The Trans-AI/DS thinking and research raise various common challenges in pursuing the aforementioned Trans-AI/DS vision, objectives, and developments. Here, we list a few examples:
-
Uncertainty recognition, modeling and management during transformation and translation;
-
Disagreement and conflict resolution and paradoxical discourse between constituents during the pursuit of transdisciplinarity;
-
Balance and tradeoff between conflicting and competing constituents and during transformation and translation;
-
Unknownness [
6,
56], including unknown challenges, and opportunities for their identification and quantification during the transformation, transdisciplinarity, and translation.
-
Complexity [
57], including diversity, openness, hierarchy, interactions, and heterogeneities between constituents;
-
Openness [
22,
45,
58], such as open world, open problems, open set of classes [
59], open interactions and relations, open boundaries, and open settings;
-
Higher-level intelligence [
16,
60], such as curiosity, imagination, and attention-driven AI/DS research and development.

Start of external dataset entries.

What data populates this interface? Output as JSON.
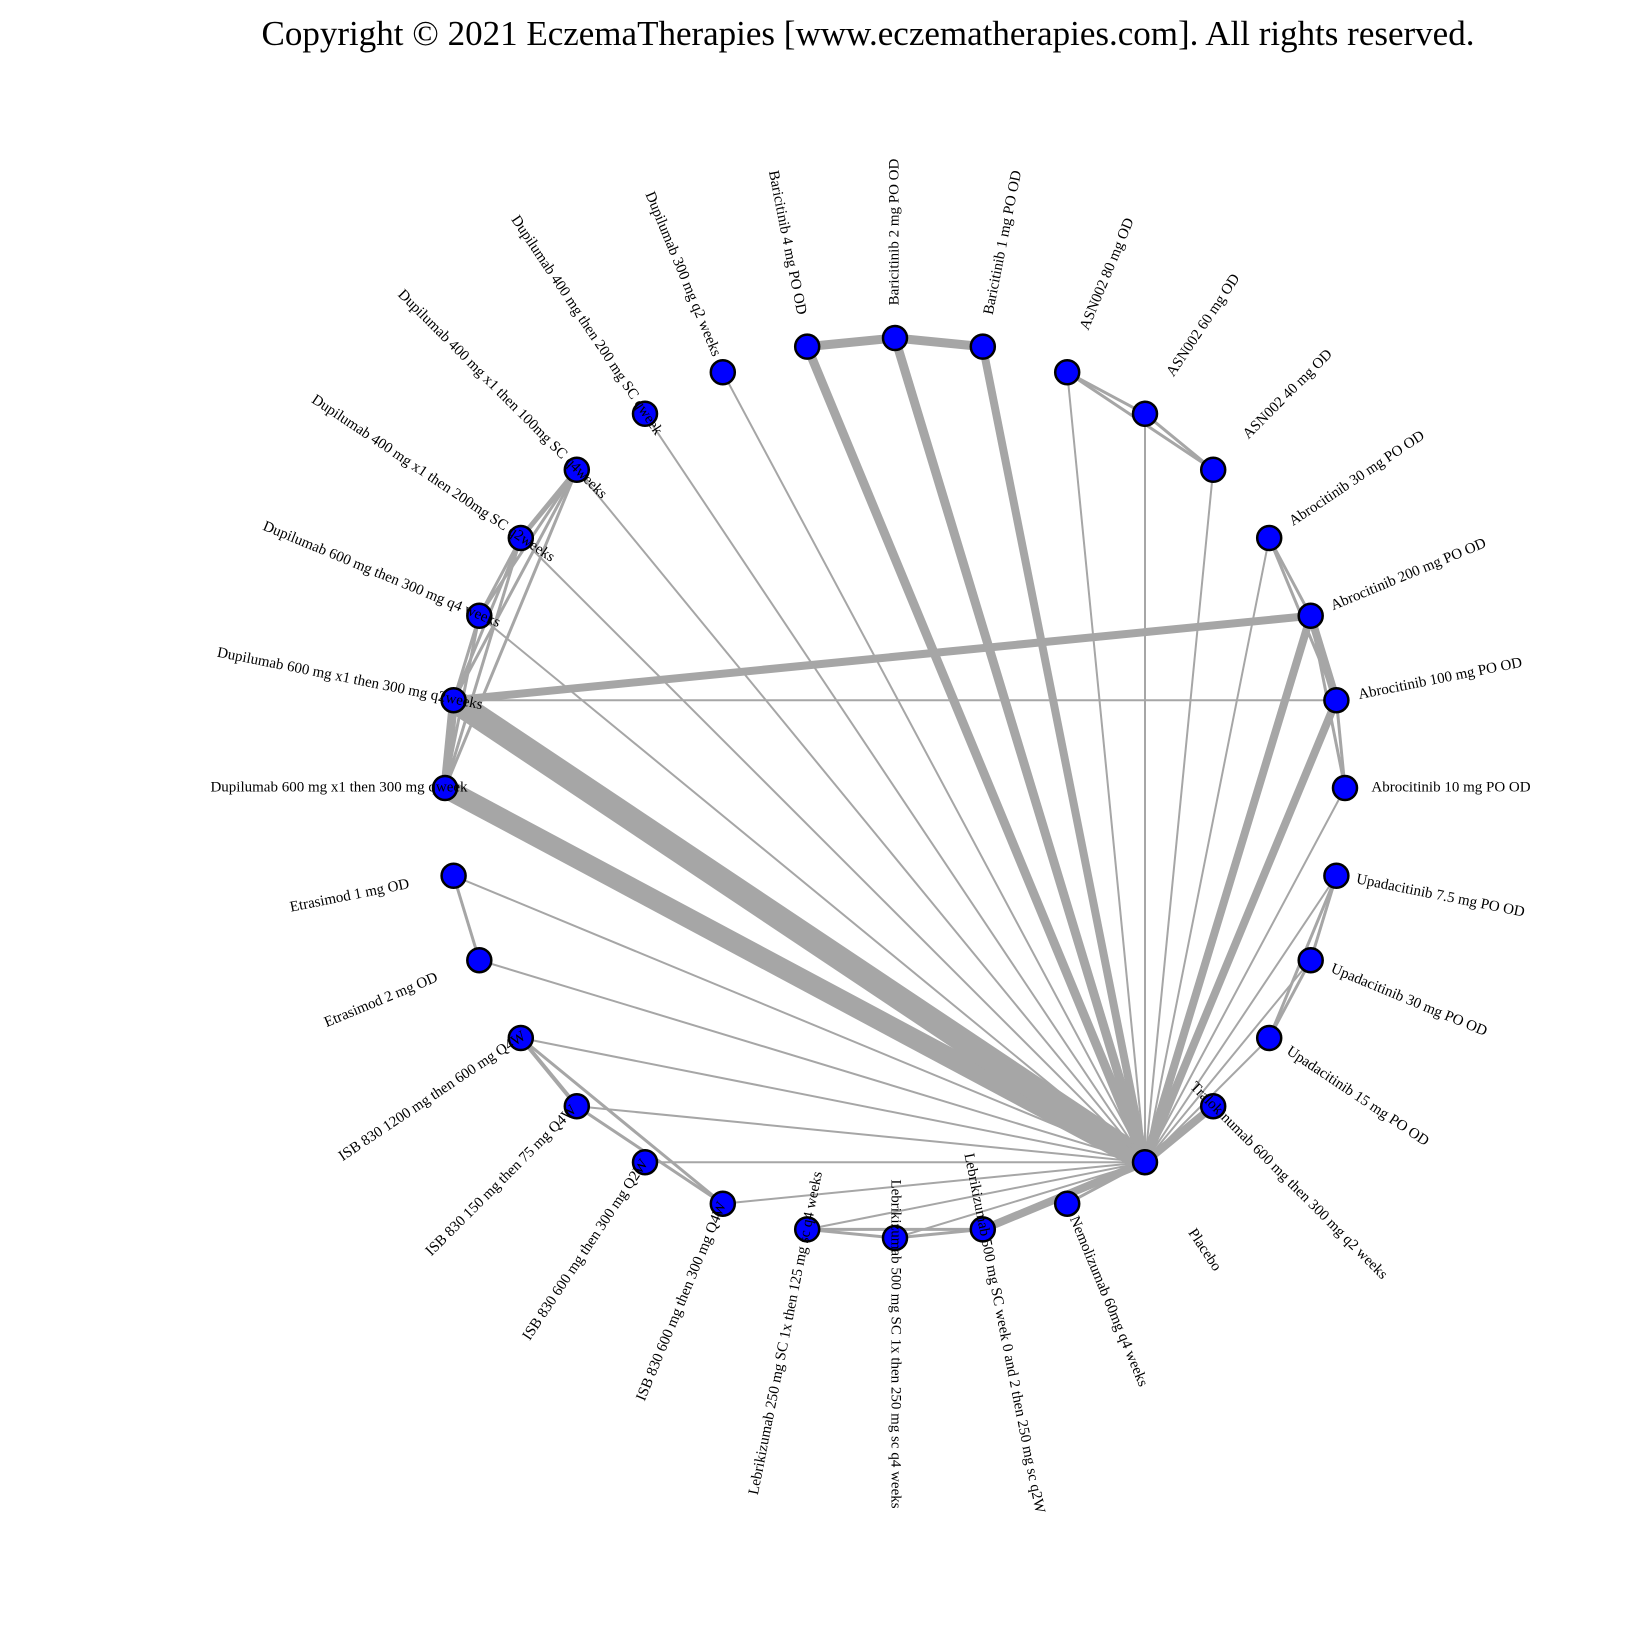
{
  "copyright": "Copyright © 2021 EczemaTherapies [www.eczematherapies.com]. All rights reserved.",
  "colors": {
    "node_fill": "#0000ff",
    "node_stroke": "#000000",
    "edge": "#a6a6a6",
    "background": "#ffffff"
  },
  "treatments": [
    "Baricitinib 2 mg PO OD",
    "Baricitinib 1 mg PO OD",
    "ASN002 80 mg OD",
    "ASN002 60 mg OD",
    "ASN002 40 mg OD",
    "Abrocitinib 30 mg PO OD",
    "Abrocitinib 200 mg PO OD",
    "Abrocitinib 100 mg PO OD",
    "Abrocitinib 10 mg PO OD",
    "Upadacitinib 7.5 mg PO OD",
    "Upadacitinib 30 mg PO OD",
    "Upadacitinib 15 mg PO OD",
    "Tralokinumab 600 mg then 300 mg q2 weeks",
    "Placebo",
    "Nemolizumab 60mg q4 weeks",
    "Lebrikizumab 500 mg SC week 0 and 2 then 250 mg sc q2W",
    "Lebrikizumab 500 mg SC 1x then 250 mg sc q4 weeks",
    "Lebrikizumab 250 mg SC 1x then 125 mg sc q4 weeks",
    "ISB 830 600 mg then 300 mg Q4W",
    "ISB 830 600 mg then 300 mg Q2W",
    "ISB 830 150 mg then 75 mg Q4W",
    "ISB 830 1200 mg then 600 mg Q4W",
    "Etrasimod 2 mg OD",
    "Etrasimod 1 mg OD",
    "Dupilumab 600 mg x1 then 300 mg qweek",
    "Dupilumab 600 mg x1 then 300 mg q2weeks",
    "Dupilumab 600 mg then 300 mg q4 weeks",
    "Dupilumab 400 mg x1 then 200mg SC q2weeks",
    "Dupilumab 400 mg x1 then 100mg SC q4weeks",
    "Dupilumab 400 mg then 200 mg SC qweek",
    "Dupilumab 300 mg q2 weeks",
    "Baricitinib 4 mg PO OD"
  ],
  "edges": [
    {
      "a": 13,
      "b": 0,
      "w": 9
    },
    {
      "a": 13,
      "b": 1,
      "w": 8
    },
    {
      "a": 13,
      "b": 31,
      "w": 9
    },
    {
      "a": 13,
      "b": 2,
      "w": 2
    },
    {
      "a": 13,
      "b": 3,
      "w": 2
    },
    {
      "a": 13,
      "b": 4,
      "w": 2
    },
    {
      "a": 13,
      "b": 5,
      "w": 2
    },
    {
      "a": 13,
      "b": 6,
      "w": 8
    },
    {
      "a": 13,
      "b": 7,
      "w": 8
    },
    {
      "a": 13,
      "b": 8,
      "w": 2
    },
    {
      "a": 13,
      "b": 9,
      "w": 2
    },
    {
      "a": 13,
      "b": 10,
      "w": 2
    },
    {
      "a": 13,
      "b": 11,
      "w": 2
    },
    {
      "a": 13,
      "b": 12,
      "w": 8
    },
    {
      "a": 13,
      "b": 14,
      "w": 3
    },
    {
      "a": 13,
      "b": 15,
      "w": 8
    },
    {
      "a": 13,
      "b": 16,
      "w": 2
    },
    {
      "a": 13,
      "b": 17,
      "w": 2
    },
    {
      "a": 13,
      "b": 18,
      "w": 2
    },
    {
      "a": 13,
      "b": 19,
      "w": 2
    },
    {
      "a": 13,
      "b": 20,
      "w": 2
    },
    {
      "a": 13,
      "b": 21,
      "w": 2
    },
    {
      "a": 13,
      "b": 22,
      "w": 2
    },
    {
      "a": 13,
      "b": 23,
      "w": 2
    },
    {
      "a": 13,
      "b": 24,
      "w": 20
    },
    {
      "a": 13,
      "b": 25,
      "w": 24
    },
    {
      "a": 13,
      "b": 26,
      "w": 2
    },
    {
      "a": 13,
      "b": 27,
      "w": 2
    },
    {
      "a": 13,
      "b": 28,
      "w": 2
    },
    {
      "a": 13,
      "b": 29,
      "w": 2
    },
    {
      "a": 13,
      "b": 30,
      "w": 2
    },
    {
      "a": 31,
      "b": 0,
      "w": 9
    },
    {
      "a": 0,
      "b": 1,
      "w": 9
    },
    {
      "a": 2,
      "b": 3,
      "w": 3
    },
    {
      "a": 3,
      "b": 4,
      "w": 3
    },
    {
      "a": 2,
      "b": 4,
      "w": 3
    },
    {
      "a": 5,
      "b": 6,
      "w": 3
    },
    {
      "a": 5,
      "b": 7,
      "w": 3
    },
    {
      "a": 6,
      "b": 7,
      "w": 8
    },
    {
      "a": 7,
      "b": 8,
      "w": 3
    },
    {
      "a": 6,
      "b": 8,
      "w": 3
    },
    {
      "a": 6,
      "b": 25,
      "w": 8
    },
    {
      "a": 7,
      "b": 25,
      "w": 2
    },
    {
      "a": 9,
      "b": 10,
      "w": 3
    },
    {
      "a": 9,
      "b": 11,
      "w": 3
    },
    {
      "a": 10,
      "b": 11,
      "w": 3
    },
    {
      "a": 24,
      "b": 25,
      "w": 9
    },
    {
      "a": 24,
      "b": 26,
      "w": 3
    },
    {
      "a": 24,
      "b": 27,
      "w": 3
    },
    {
      "a": 24,
      "b": 28,
      "w": 3
    },
    {
      "a": 25,
      "b": 26,
      "w": 3
    },
    {
      "a": 25,
      "b": 27,
      "w": 3
    },
    {
      "a": 25,
      "b": 28,
      "w": 3
    },
    {
      "a": 26,
      "b": 27,
      "w": 3
    },
    {
      "a": 26,
      "b": 28,
      "w": 3
    },
    {
      "a": 27,
      "b": 28,
      "w": 5
    },
    {
      "a": 22,
      "b": 23,
      "w": 3
    },
    {
      "a": 18,
      "b": 20,
      "w": 3
    },
    {
      "a": 18,
      "b": 21,
      "w": 3
    },
    {
      "a": 20,
      "b": 21,
      "w": 4
    },
    {
      "a": 15,
      "b": 16,
      "w": 3
    },
    {
      "a": 15,
      "b": 17,
      "w": 3
    },
    {
      "a": 16,
      "b": 17,
      "w": 3
    }
  ]
}
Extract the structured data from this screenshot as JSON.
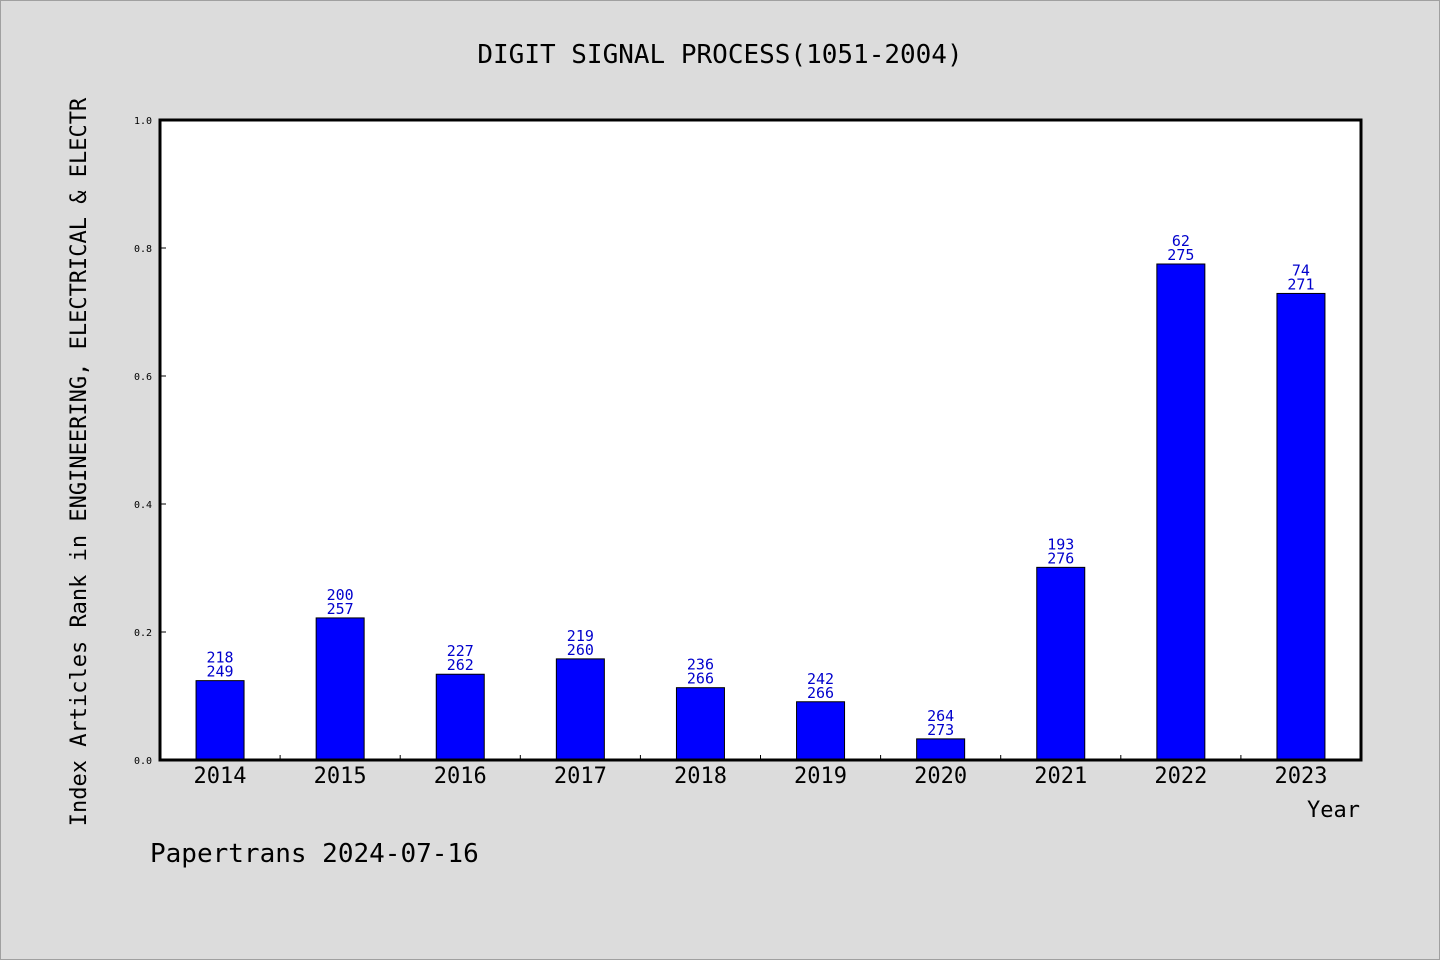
{
  "chart_data": {
    "type": "bar",
    "title": "DIGIT SIGNAL PROCESS(1051-2004)",
    "xlabel": "Year",
    "ylabel": "Index Articles Rank in ENGINEERING, ELECTRICAL & ELECTR",
    "categories": [
      "2014",
      "2015",
      "2016",
      "2017",
      "2018",
      "2019",
      "2020",
      "2021",
      "2022",
      "2023"
    ],
    "values": [
      0.124,
      0.222,
      0.134,
      0.158,
      0.113,
      0.091,
      0.033,
      0.301,
      0.775,
      0.729
    ],
    "labels_top": [
      "218",
      "200",
      "227",
      "219",
      "236",
      "242",
      "264",
      "193",
      "62",
      "74"
    ],
    "labels_bottom": [
      "249",
      "257",
      "262",
      "260",
      "266",
      "266",
      "273",
      "276",
      "275",
      "271"
    ],
    "ylim": [
      0,
      1.0
    ],
    "yticks": [
      "0.0",
      "0.2",
      "0.4",
      "0.6",
      "0.8",
      "1.0"
    ],
    "bar_color": "#0000ff",
    "label_color": "#0000cc",
    "grid": false
  },
  "footer": "Papertrans 2024-07-16"
}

Specifically, AI and data science systems may be challenged by unknown problems, data, behaviors or environments. For example, unknown class labels, distributions, data quality issues, or contexts may appear ahead a deep learning task. In such cases, past experiences, common sense, exhaustive fitting may not help with their genuine understanding and problem-solving. Accordingly, Trans-AI/DS require unknown representation, reasoning, planning, learning, and analytics, which should represent, reason, plan, learn and analyze with unknownnesses.
Accordingly, Trans-AI/DS thinking and research require disruptive, original and foundational thinking, methodology, and development. They build on and go beyond the existing AI/DS and scientific thinking, paradigms, assumptions, approaches, and practices.